The Good Party (IP) of Türkiye’s opposition cannot seem to shake its downhill path as it loses another parliamentary seat.
Party spokesperson Kürşad Zorlu on Thursday announced his resignation in a post on X, joining over a dozen of his colleagues who departed the party following its poor performance in the March 31 municipal elections last year.
“The Good Party set out on a journey of change at its fifth extraordinary congress on April 27, 2024, but in the eight months since, I have sadly observed that the opportunity to advance toward a shared target has been lost,” Zorlu wrote.
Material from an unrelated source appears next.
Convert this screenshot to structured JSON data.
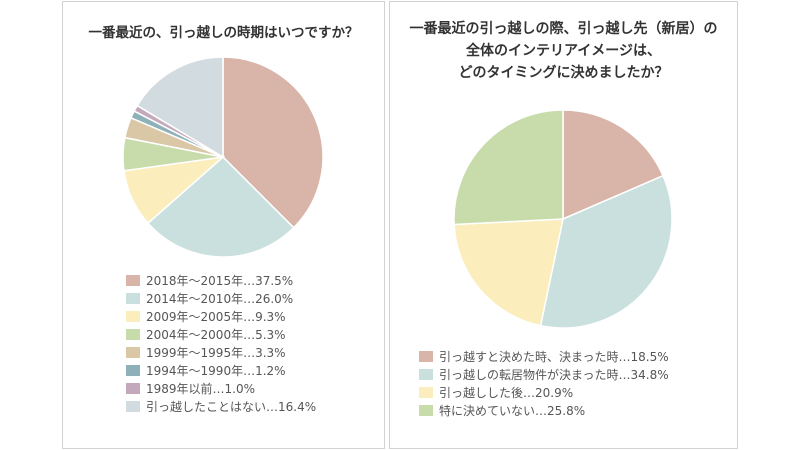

He had joined the party in November 2022.
With his resignation, the party’s number of seats in Parliament fell to 29.
The party also lost some 100,000 members in 2024 as several local branches of the party resigned en masse upon failure at general and municipal elections. Currently, the party has about 400,000 members.
The IP had secured 44 seats in the 2023 legislative elections. Those were accompanied by a general election, in which it endorsed Kemal Kılıçdaroğlu, the candidate of the six-party opposition alliance against incumbent President Recep Tayyip Erdoğan.
After Erdoğan won a runoff, the party’s then-chair, Meral Akşener, faced mounting criticism, which worsened after the disastrous results in the March 31 municipal elections, and she was replaced by Müsavat Dervişoğlu in May.
Dervişoğlu admitted in July that more people may leave the party. “There may be new resignations, and I can ask those not fulfilling their responsibilities to step down,” he said.
In the municipal elections, the IP, which secured only 3.77% of the vote, trailed behind the Nationalist Movement Party (MHP), whose former members include Akşener, Aydın and Dervişoğlu, among many others.
“It is no bed of roses for the IP,” Dervişoğlu acknowledged. “But I won’t beg anyone who intends to leave.”
The IP thrived on the votes of former supporters of the MHP who were disillusioned with the latter’s alliance with the Justice and Development Party (AK Party). Another group split from the MHP founded the far-right Victory Party (ZP), but it fared worse than the IP in municipal elections.
The party aspires to regain the trust of supporters disappointed with defeat in local elections. Yet, the results showed that the only path to success is through an alliance with other parties, which will be figured out in the next general elections in 2028.
Erdoğan’s ruling Justice and Development Party (AK Party) currently has the most seats in Parliament with 267 lawmakers, followed by its main rival, the Republican People's Party (CHP), at 129.
Parties must have at least 20 lawmakers to form a parliamentary group.